Page 3: "On the s/w side was Ubuntu 9.10 (x86_64) with the Linux 2.6.31 kernel, X Serv 1.6.4, and the NVIDIA 195.30 beta display driver was installed."
Further down the page, The 190.53 driver is mentioned. It's still unclear which driver was used for the tests.
A "Test Setup" page would be a nice inclusion with full details of the hardware and software used in the review.
(I was looking for such a page when I posted my comment, and the first driver mention I saw was the 195.30, so I assumed it was in use.)
It appears the 190.53 drivers were chosen for the tests because of an inability to overclock with the 195.30 driver, even though everything else was fine? I'm amused at the review utilising a "more broken, albeit stable" driver (190.53) which gave the impression of being able to overclock - when in actual fact nothing happened. Whereas the 195.30 beta driver doesn't auto-adjust the clock speeds.

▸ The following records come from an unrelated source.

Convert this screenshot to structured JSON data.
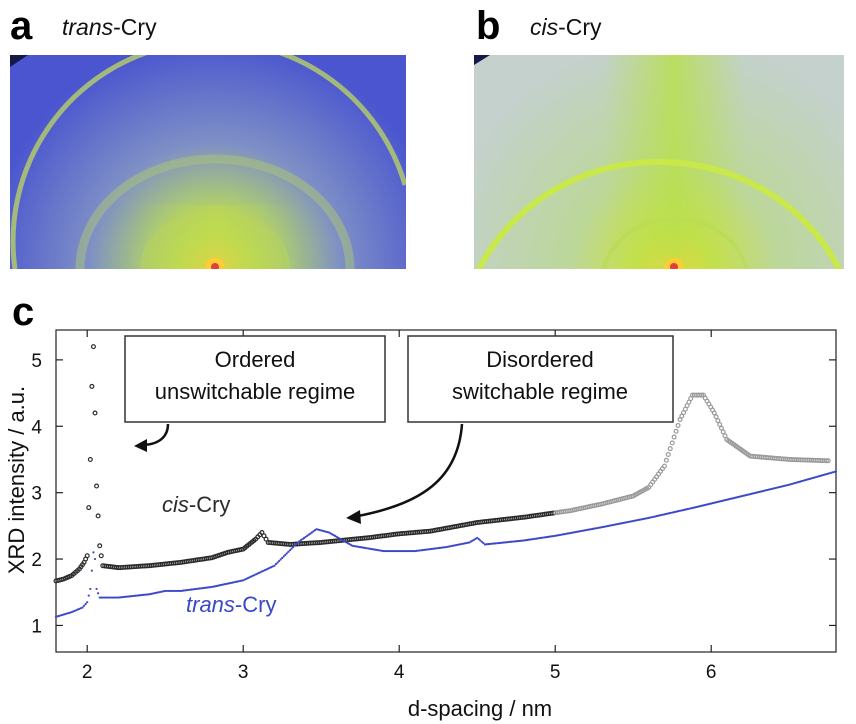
{
  "panels": {
    "a": {
      "letter": "a",
      "title_italic": "trans",
      "title_rest": "-Cry"
    },
    "b": {
      "letter": "b",
      "title_italic": "cis",
      "title_rest": "-Cry"
    },
    "c": {
      "letter": "c"
    }
  },
  "colors": {
    "trans": "#3b48c8",
    "cis": "#2b2b2b",
    "cis_tail": "#9a9a9a",
    "pattern_a_bg": "#4b56cf",
    "pattern_b_bg": "#c7d3c5",
    "ring": "#c9e04a"
  },
  "chart_data": {
    "type": "scatter",
    "xlabel": "d-spacing / nm",
    "ylabel": "XRD intensity / a.u.",
    "xlim": [
      1.8,
      6.8
    ],
    "ylim": [
      0.6,
      5.45
    ],
    "xticks": [
      2,
      3,
      4,
      5,
      6
    ],
    "yticks": [
      1,
      2,
      3,
      4,
      5
    ],
    "series": [
      {
        "name": "cis-Cry",
        "label_italic": "cis",
        "label_rest": "-Cry",
        "points": [
          [
            1.8,
            1.67
          ],
          [
            1.85,
            1.7
          ],
          [
            1.9,
            1.75
          ],
          [
            1.95,
            1.85
          ],
          [
            1.98,
            1.95
          ],
          [
            2.0,
            2.05
          ],
          [
            2.02,
            3.5
          ],
          [
            2.03,
            4.6
          ],
          [
            2.04,
            5.2
          ],
          [
            2.05,
            4.2
          ],
          [
            2.06,
            3.1
          ],
          [
            2.08,
            2.2
          ],
          [
            2.1,
            1.9
          ],
          [
            2.2,
            1.87
          ],
          [
            2.4,
            1.9
          ],
          [
            2.6,
            1.95
          ],
          [
            2.8,
            2.02
          ],
          [
            2.9,
            2.1
          ],
          [
            3.0,
            2.15
          ],
          [
            3.08,
            2.3
          ],
          [
            3.12,
            2.4
          ],
          [
            3.16,
            2.25
          ],
          [
            3.3,
            2.22
          ],
          [
            3.5,
            2.25
          ],
          [
            3.8,
            2.32
          ],
          [
            4.0,
            2.38
          ],
          [
            4.2,
            2.42
          ],
          [
            4.5,
            2.55
          ],
          [
            4.8,
            2.63
          ],
          [
            5.1,
            2.73
          ],
          [
            5.3,
            2.83
          ],
          [
            5.5,
            2.95
          ],
          [
            5.6,
            3.08
          ],
          [
            5.7,
            3.4
          ],
          [
            5.8,
            4.1
          ],
          [
            5.88,
            4.47
          ],
          [
            5.95,
            4.47
          ],
          [
            6.02,
            4.2
          ],
          [
            6.1,
            3.8
          ],
          [
            6.25,
            3.55
          ],
          [
            6.5,
            3.5
          ],
          [
            6.75,
            3.48
          ]
        ]
      },
      {
        "name": "trans-Cry",
        "label_italic": "trans",
        "label_rest": "-Cry",
        "points": [
          [
            1.8,
            1.13
          ],
          [
            1.9,
            1.2
          ],
          [
            1.97,
            1.27
          ],
          [
            2.0,
            1.35
          ],
          [
            2.02,
            1.55
          ],
          [
            2.04,
            2.1
          ],
          [
            2.05,
            2.0
          ],
          [
            2.06,
            1.55
          ],
          [
            2.08,
            1.42
          ],
          [
            2.2,
            1.42
          ],
          [
            2.4,
            1.47
          ],
          [
            2.5,
            1.52
          ],
          [
            2.6,
            1.52
          ],
          [
            2.8,
            1.58
          ],
          [
            3.0,
            1.68
          ],
          [
            3.2,
            1.9
          ],
          [
            3.35,
            2.25
          ],
          [
            3.47,
            2.45
          ],
          [
            3.55,
            2.4
          ],
          [
            3.7,
            2.2
          ],
          [
            3.9,
            2.12
          ],
          [
            4.1,
            2.12
          ],
          [
            4.3,
            2.18
          ],
          [
            4.45,
            2.25
          ],
          [
            4.5,
            2.32
          ],
          [
            4.55,
            2.22
          ],
          [
            4.8,
            2.28
          ],
          [
            5.0,
            2.35
          ],
          [
            5.3,
            2.48
          ],
          [
            5.6,
            2.62
          ],
          [
            5.9,
            2.78
          ],
          [
            6.2,
            2.95
          ],
          [
            6.5,
            3.12
          ],
          [
            6.8,
            3.32
          ]
        ]
      }
    ],
    "annotations": [
      {
        "lines": [
          "Ordered",
          "unswitchable regime"
        ]
      },
      {
        "lines": [
          "Disordered",
          "switchable regime"
        ]
      }
    ]
  }
}
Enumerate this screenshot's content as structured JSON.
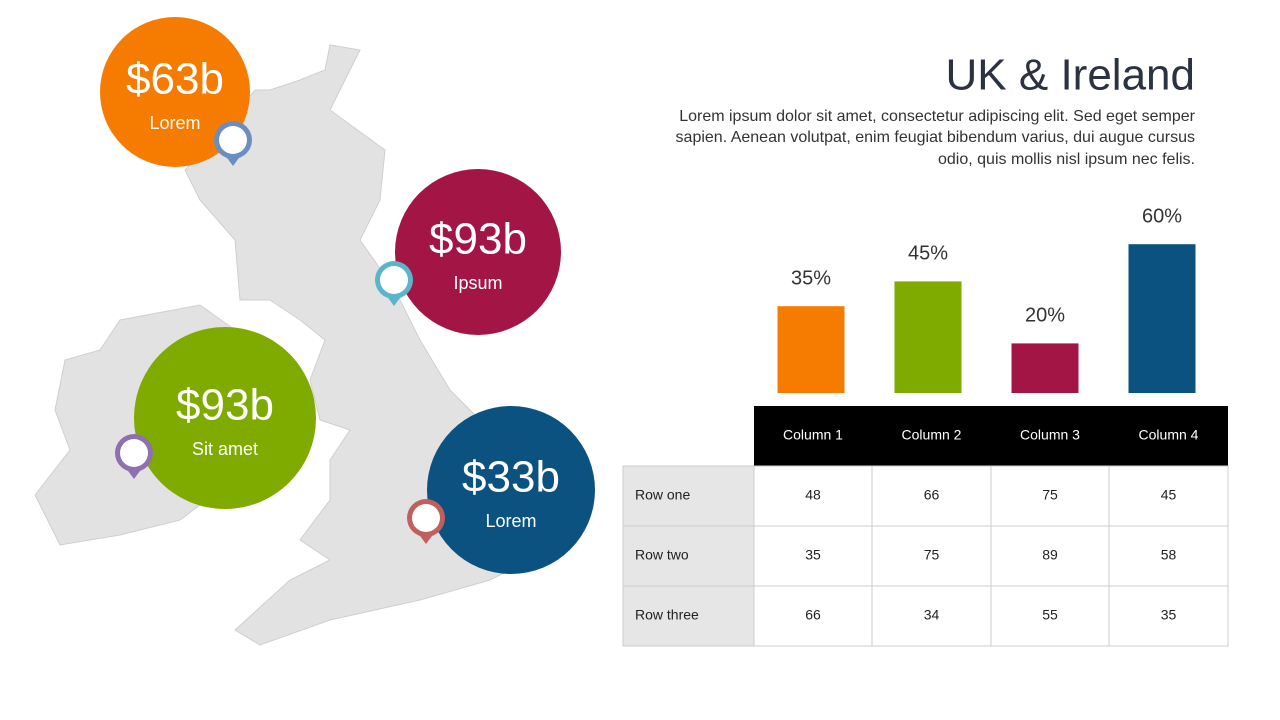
{
  "title": "UK & Ireland",
  "description": [
    "Lorem ipsum dolor sit amet, consectetur adipiscing elit. Sed eget semper",
    "sapien. Aenean volutpat, enim feugiat bibendum varius, dui augue cursus",
    "odio, quis mollis nisl ipsum nec felis."
  ],
  "bubbles": [
    {
      "value": "$63b",
      "label": "Lorem",
      "color": "#f57c00"
    },
    {
      "value": "$93b",
      "label": "Ipsum",
      "color": "#a31545"
    },
    {
      "value": "$93b",
      "label": "Sit amet",
      "color": "#7faa00"
    },
    {
      "value": "$33b",
      "label": "Lorem",
      "color": "#0b5281"
    }
  ],
  "chart_data": {
    "type": "bar",
    "values": [
      35,
      45,
      20,
      60
    ],
    "value_labels": [
      "35%",
      "45%",
      "20%",
      "60%"
    ],
    "colors": [
      "#f57c00",
      "#7faa00",
      "#a31545",
      "#0b5281"
    ]
  },
  "table": {
    "columns": [
      "Column 1",
      "Column 2",
      "Column 3",
      "Column 4"
    ],
    "rows": [
      {
        "label": "Row one",
        "values": [
          48,
          66,
          75,
          45
        ]
      },
      {
        "label": "Row two",
        "values": [
          35,
          75,
          89,
          58
        ]
      },
      {
        "label": "Row three",
        "values": [
          66,
          34,
          55,
          35
        ]
      }
    ]
  }
}
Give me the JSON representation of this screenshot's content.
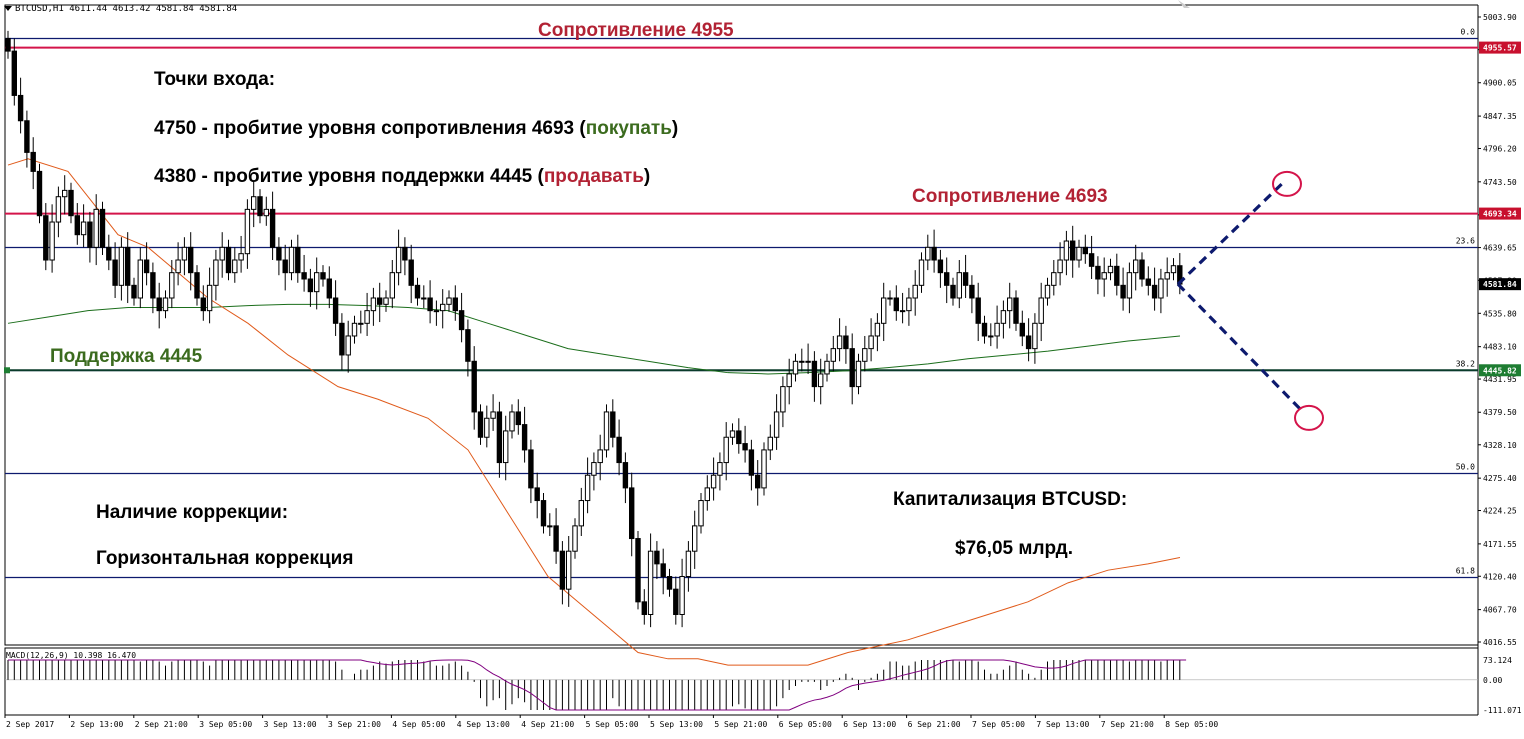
{
  "header": {
    "symbol": "BTCUSD,H1",
    "ohlc": "4611.44 4613.42 4581.84 4581.84"
  },
  "price_axis": {
    "ticks": [
      "5003.90",
      "4952.35",
      "4900.05",
      "4847.35",
      "4796.20",
      "4743.50",
      "4691.25",
      "4639.65",
      "4587.90",
      "4535.80",
      "4483.10",
      "4431.95",
      "4379.50",
      "4328.10",
      "4275.40",
      "4224.25",
      "4171.55",
      "4120.40",
      "4067.70",
      "4016.55"
    ],
    "badges": [
      {
        "price": 4955.57,
        "label": "4955.57",
        "color": "#c8102e",
        "text_color": "#ffffff"
      },
      {
        "price": 4693.34,
        "label": "4693.34",
        "color": "#c8102e",
        "text_color": "#ffffff"
      },
      {
        "price": 4581.84,
        "label": "4581.84",
        "color": "#000000",
        "text_color": "#ffffff"
      },
      {
        "price": 4445.82,
        "label": "4445.82",
        "color": "#1e7d32",
        "text_color": "#ffffff"
      }
    ]
  },
  "fib_levels": [
    {
      "label": "0.0",
      "price": 4970
    },
    {
      "label": "23.6",
      "price": 4640
    },
    {
      "label": "38.2",
      "price": 4446
    },
    {
      "label": "50.0",
      "price": 4284
    },
    {
      "label": "61.8",
      "price": 4120
    }
  ],
  "horizontal_lines": [
    {
      "price": 4955.57,
      "color": "#d4144a",
      "width": 2
    },
    {
      "price": 4693.34,
      "color": "#d4144a",
      "width": 2
    },
    {
      "price": 4445.82,
      "color": "#0a3b2a",
      "width": 2
    }
  ],
  "time_axis": [
    "2 Sep 2017",
    "2 Sep 13:00",
    "2 Sep 21:00",
    "3 Sep 05:00",
    "3 Sep 13:00",
    "3 Sep 21:00",
    "4 Sep 05:00",
    "4 Sep 13:00",
    "4 Sep 21:00",
    "5 Sep 05:00",
    "5 Sep 13:00",
    "5 Sep 21:00",
    "6 Sep 05:00",
    "6 Sep 13:00",
    "6 Sep 21:00",
    "7 Sep 05:00",
    "7 Sep 13:00",
    "7 Sep 21:00",
    "8 Sep 05:00"
  ],
  "annotations": {
    "res_high": "Сопротивление 4955",
    "res_mid": "Сопротивление 4693",
    "support": "Поддержка 4445",
    "entry_title": "Точки входа:",
    "entry_buy_text": "4750 - пробитие уровня сопротивления 4693 (",
    "entry_buy_word": "покупать",
    "entry_sell_text": "4380 - пробитие уровня поддержки 4445 (",
    "entry_sell_word": "продавать",
    "close_paren": ")",
    "correction_title": "Наличие коррекции:",
    "correction_value": "Горизонтальная коррекция",
    "cap_title": "Капитализация BTCUSD:",
    "cap_value": "$76,05 млрд."
  },
  "macd": {
    "label": "MACD(12,26,9) 10.398 16.470",
    "ticks": [
      "73.124",
      "0.00",
      "-111.071"
    ],
    "range": [
      -111.071,
      73.124
    ]
  },
  "colors": {
    "ma_fast": "#e05a1a",
    "ma_slow": "#1b6e1b",
    "fib": "#0d1a6e",
    "projection": "#0d1a6e",
    "target_circle": "#d4144a",
    "macd_signal": "#800080"
  },
  "chart_data": {
    "type": "candlestick",
    "title": "BTCUSD,H1",
    "ylim": [
      4000,
      5020
    ],
    "start_price": 4970,
    "candle_count": 186,
    "open_close_path": [
      4970,
      4950,
      4880,
      4840,
      4790,
      4760,
      4690,
      4620,
      4680,
      4720,
      4730,
      4690,
      4660,
      4680,
      4640,
      4700,
      4640,
      4620,
      4580,
      4640,
      4580,
      4560,
      4620,
      4600,
      4560,
      4540,
      4560,
      4600,
      4620,
      4640,
      4600,
      4560,
      4540,
      4580,
      4620,
      4640,
      4600,
      4620,
      4630,
      4700,
      4720,
      4690,
      4700,
      4640,
      4620,
      4600,
      4640,
      4600,
      4590,
      4570,
      4600,
      4590,
      4560,
      4520,
      4470,
      4500,
      4520,
      4520,
      4540,
      4560,
      4550,
      4560,
      4600,
      4640,
      4620,
      4580,
      4560,
      4560,
      4540,
      4540,
      4550,
      4560,
      4540,
      4510,
      4460,
      4380,
      4340,
      4370,
      4380,
      4300,
      4350,
      4380,
      4360,
      4320,
      4260,
      4240,
      4200,
      4200,
      4160,
      4100,
      4160,
      4200,
      4240,
      4280,
      4300,
      4320,
      4380,
      4340,
      4300,
      4260,
      4180,
      4080,
      4060,
      4160,
      4140,
      4120,
      4100,
      4060,
      4120,
      4160,
      4200,
      4240,
      4260,
      4280,
      4300,
      4340,
      4350,
      4330,
      4320,
      4280,
      4260,
      4320,
      4340,
      4380,
      4420,
      4440,
      4460,
      4460,
      4460,
      4420,
      4440,
      4460,
      4480,
      4500,
      4480,
      4420,
      4460,
      4480,
      4500,
      4520,
      4560,
      4560,
      4540,
      4540,
      4560,
      4580,
      4620,
      4640,
      4620,
      4600,
      4580,
      4560,
      4600,
      4580,
      4560,
      4520,
      4500,
      4500,
      4520,
      4540,
      4560,
      4520,
      4500,
      4480,
      4520,
      4560,
      4580,
      4600,
      4620,
      4650,
      4620,
      4640,
      4630,
      4610,
      4590,
      4600,
      4610,
      4580,
      4560,
      4600,
      4620,
      4590,
      4580,
      4560,
      4590,
      4600,
      4611,
      4582
    ],
    "ma_fast": [
      [
        0,
        4770
      ],
      [
        20,
        4780
      ],
      [
        60,
        4760
      ],
      [
        90,
        4700
      ],
      [
        110,
        4660
      ],
      [
        140,
        4640
      ],
      [
        170,
        4600
      ],
      [
        200,
        4560
      ],
      [
        240,
        4520
      ],
      [
        280,
        4470
      ],
      [
        330,
        4420
      ],
      [
        370,
        4400
      ],
      [
        420,
        4370
      ],
      [
        460,
        4320
      ],
      [
        500,
        4220
      ],
      [
        540,
        4120
      ],
      [
        570,
        4080
      ],
      [
        600,
        4040
      ],
      [
        630,
        4000
      ],
      [
        660,
        3990
      ],
      [
        690,
        3990
      ],
      [
        720,
        3980
      ],
      [
        760,
        3980
      ],
      [
        800,
        3980
      ],
      [
        840,
        4000
      ],
      [
        870,
        4010
      ],
      [
        900,
        4020
      ],
      [
        940,
        4040
      ],
      [
        980,
        4060
      ],
      [
        1020,
        4080
      ],
      [
        1060,
        4110
      ],
      [
        1100,
        4130
      ],
      [
        1140,
        4140
      ],
      [
        1172,
        4150
      ]
    ],
    "ma_slow": [
      [
        0,
        4520
      ],
      [
        40,
        4530
      ],
      [
        80,
        4540
      ],
      [
        120,
        4545
      ],
      [
        160,
        4545
      ],
      [
        200,
        4545
      ],
      [
        240,
        4548
      ],
      [
        280,
        4550
      ],
      [
        320,
        4550
      ],
      [
        360,
        4548
      ],
      [
        400,
        4545
      ],
      [
        440,
        4540
      ],
      [
        480,
        4520
      ],
      [
        520,
        4500
      ],
      [
        560,
        4480
      ],
      [
        600,
        4470
      ],
      [
        640,
        4460
      ],
      [
        680,
        4450
      ],
      [
        720,
        4442
      ],
      [
        760,
        4440
      ],
      [
        800,
        4442
      ],
      [
        840,
        4445
      ],
      [
        880,
        4450
      ],
      [
        920,
        4456
      ],
      [
        960,
        4464
      ],
      [
        1000,
        4470
      ],
      [
        1040,
        4476
      ],
      [
        1080,
        4484
      ],
      [
        1120,
        4492
      ],
      [
        1172,
        4500
      ]
    ]
  }
}
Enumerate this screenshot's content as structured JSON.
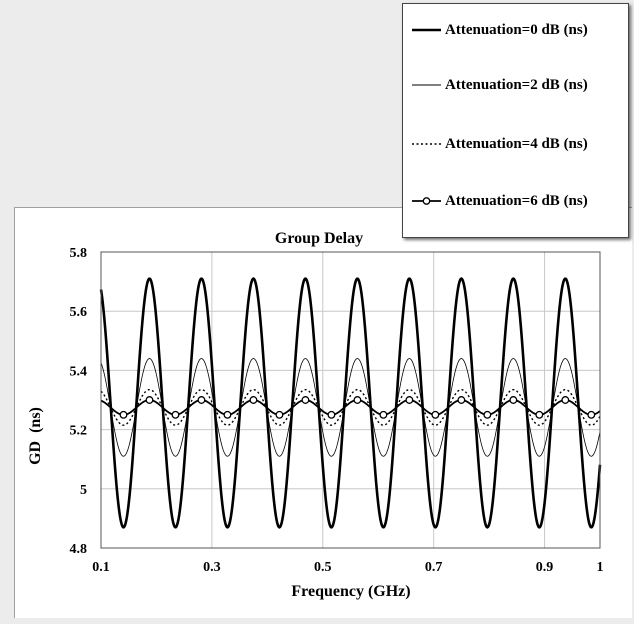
{
  "chart_data": {
    "type": "line",
    "title": "Group Delay",
    "xlabel": "Frequency (GHz)",
    "ylabel": "GD  (ns)",
    "xlim": [
      0.1,
      1.0
    ],
    "ylim": [
      4.8,
      5.8
    ],
    "xticks": [
      0.1,
      0.3,
      0.5,
      0.7,
      0.9,
      1.0
    ],
    "xtick_labels": [
      "0.1",
      "0.3",
      "0.5",
      "0.7",
      "0.9",
      "1"
    ],
    "yticks": [
      4.8,
      5.0,
      5.2,
      5.4,
      5.6,
      5.8
    ],
    "ytick_labels": [
      "4.8",
      "5",
      "5.2",
      "5.4",
      "5.6",
      "5.8"
    ],
    "grid": true,
    "legend_position": "top-right",
    "series": [
      {
        "name": "Attenuation=0 dB (ns)",
        "style": "thick-solid",
        "mean": 5.29,
        "amplitude": 0.42,
        "period_ghz": 0.09375,
        "first_peak_ghz": 0.0937
      },
      {
        "name": "Attenuation=2 dB (ns)",
        "style": "thin-solid",
        "mean": 5.275,
        "amplitude": 0.165,
        "period_ghz": 0.09375,
        "first_peak_ghz": 0.0937
      },
      {
        "name": "Attenuation=4 dB (ns)",
        "style": "dotted",
        "mean": 5.275,
        "amplitude": 0.06,
        "period_ghz": 0.09375,
        "first_peak_ghz": 0.0937
      },
      {
        "name": "Attenuation=6 dB (ns)",
        "style": "circle-markers",
        "mean": 5.275,
        "amplitude": 0.025,
        "period_ghz": 0.09375,
        "first_peak_ghz": 0.0937
      }
    ]
  }
}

Why try to overclock a GT240? It's a mainstream card, not a high-end performance card - We're linux gamers and media enthusiasts (VDPAU). Very good price, (hopefully) very long hardware life due to the cooler 40nm tech (Zotac offer a 5yr warranty if you register and a few other vendors have a standard 3 year warranty).
Summary: I would have preferred the card be tested with stable and beta drivers, not just one version. Nonetheless, thank you for the review, looking forward to seeing if the GT240 (or the Nvidia drivers) ever pull their weight under Linux, making a GT240 purchase worthwhile for me - or if I have to 'hang out' another 9 months waiting for the mainstream GF300 series (or simply WINE/nvidia improvements to help my aging 8600GT).
That said, VDPAU Feature Set C makes this card a good purchase for media enthusiasts (additional decoding of various video formats, high quality up-scaling and sharpening).